If you really want some mathematical objectivity then maybe go read through Serge Lang's Algebra and come back with me on which parts you found to be subjective. You might find some!
> Which of these observations were purely objective?
Sigh ... so you have an anecdote of something that at a particular point in time was unproven and conjectured. That status allowed others to make subjective claims against it. And you are using this to try to argue that everything at all times is never objective? That is silly. Can you really not see the flaw in your logic here? The clue word was: anecdote.
> The choice of what to observe and what to report
I never made this differentiation anywhere in my comment. I pointed at blatant intellectual dishonesty which is stating things either false or in a fashion that might provide a more naive reader with a false pretense or to perhaps make something concrete appear ambiguous, etc.
You are trying to restrict all possible forms of intellectual dishonesty to reporting bias. You are doing this is either out of ignorance or intellectual dishonesty. I am guessing the latter as you seem to have no moral contention with it.
And yes, you can have things that are not subject to bias. Dropping an apple from a window always causes the apple to fall towards the earth and not away from it.
This conversation is pointless because you are either a troll or a supremely dishonest individual.
No, of course not. I asked for your help in identifying "a purely objective stance on topics" precisely because I am limited in my understanding.
I am expressing my ignorance. You imply such sources do exist, so please educate me.
You wrote: "I pointed at blatant intellectual dishonesty which is stating things either false or in a fashion that might provide a more naive reader with a false pretense or to perhaps make something concrete appear ambiguous, etc."
Where did you point that out? You implied it, but have yet to demonstrate a concrete example.
> "you are either a troll or a supremely dishonest individual"
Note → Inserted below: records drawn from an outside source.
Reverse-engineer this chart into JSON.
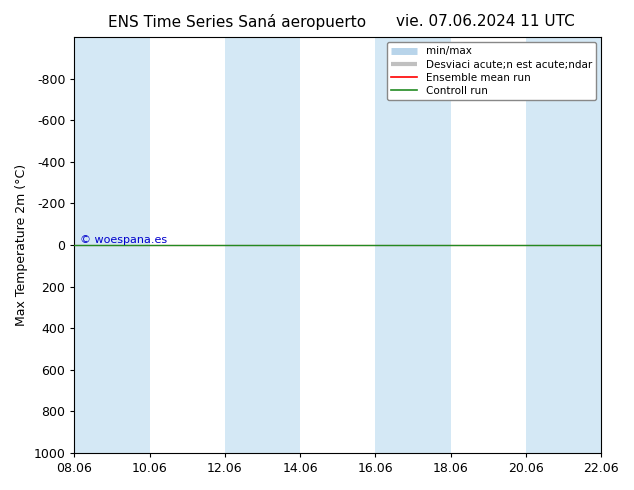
{
  "title_left": "ENS Time Series Saná aeropuerto",
  "title_right": "vie. 07.06.2024 11 UTC",
  "ylabel": "Max Temperature 2m (°C)",
  "ylim_top": -1000,
  "ylim_bottom": 1000,
  "yticks": [
    -800,
    -600,
    -400,
    -200,
    0,
    200,
    400,
    600,
    800,
    1000
  ],
  "xtick_labels": [
    "08.06",
    "10.06",
    "12.06",
    "14.06",
    "16.06",
    "18.06",
    "20.06",
    "22.06"
  ],
  "xtick_positions": [
    0,
    2,
    4,
    6,
    8,
    10,
    12,
    14
  ],
  "background_color": "#ffffff",
  "plot_bg_color": "#ffffff",
  "band_color": "#d4e8f5",
  "zero_line_color": "#228B22",
  "mean_line_color": "#ff0000",
  "watermark_text": "© woespana.es",
  "watermark_color": "#0000cc",
  "legend_entries": [
    "min/max",
    "Desviaci acute;n est acute;ndar",
    "Ensemble mean run",
    "Controll run"
  ],
  "title_fontsize": 11,
  "axis_fontsize": 9,
  "tick_fontsize": 9
}
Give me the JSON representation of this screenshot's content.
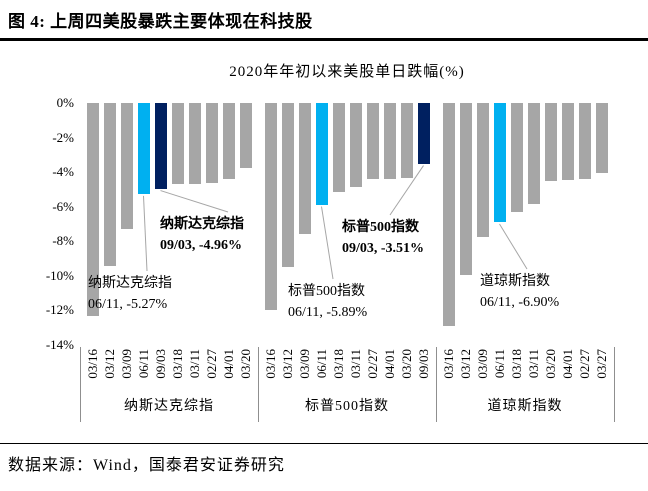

While you have yet to take any of my questions seriously.
1) "What searches are you doing to end up there?".
To clarify, among other things, RationalWiki contains summaries of activities by people that leftists sometimes categorize as "fascist", "fascist adjacent" or "white supremacist." It is one of the few sources which do that. So if you search for those names, then it's likely you'll come to a RationalWiki page.
2) "And are their answers incompetent?"
To clarify, I used "incompetent" because your top-level comment used "incompetence." I wanted some examples of answers which were demonstrably wrong, and some indication that they were wrong more often than other sources that Google might use, and perhaps some indication that their biases were the reason for being wrong.
You wrote "Dropping an apple from a window always causes the apple to fall towards the earth and not away from it."
But dropping a helium-filled balloon does not.
So if you are news source, and only talk about falling apples and never about helium-filled balloons floating away, you are reporting the facts yet resulting in biased reporting.
If your news show often reports about fraud in the welfare system, and never covers wage theft, then it too is both factual and biased.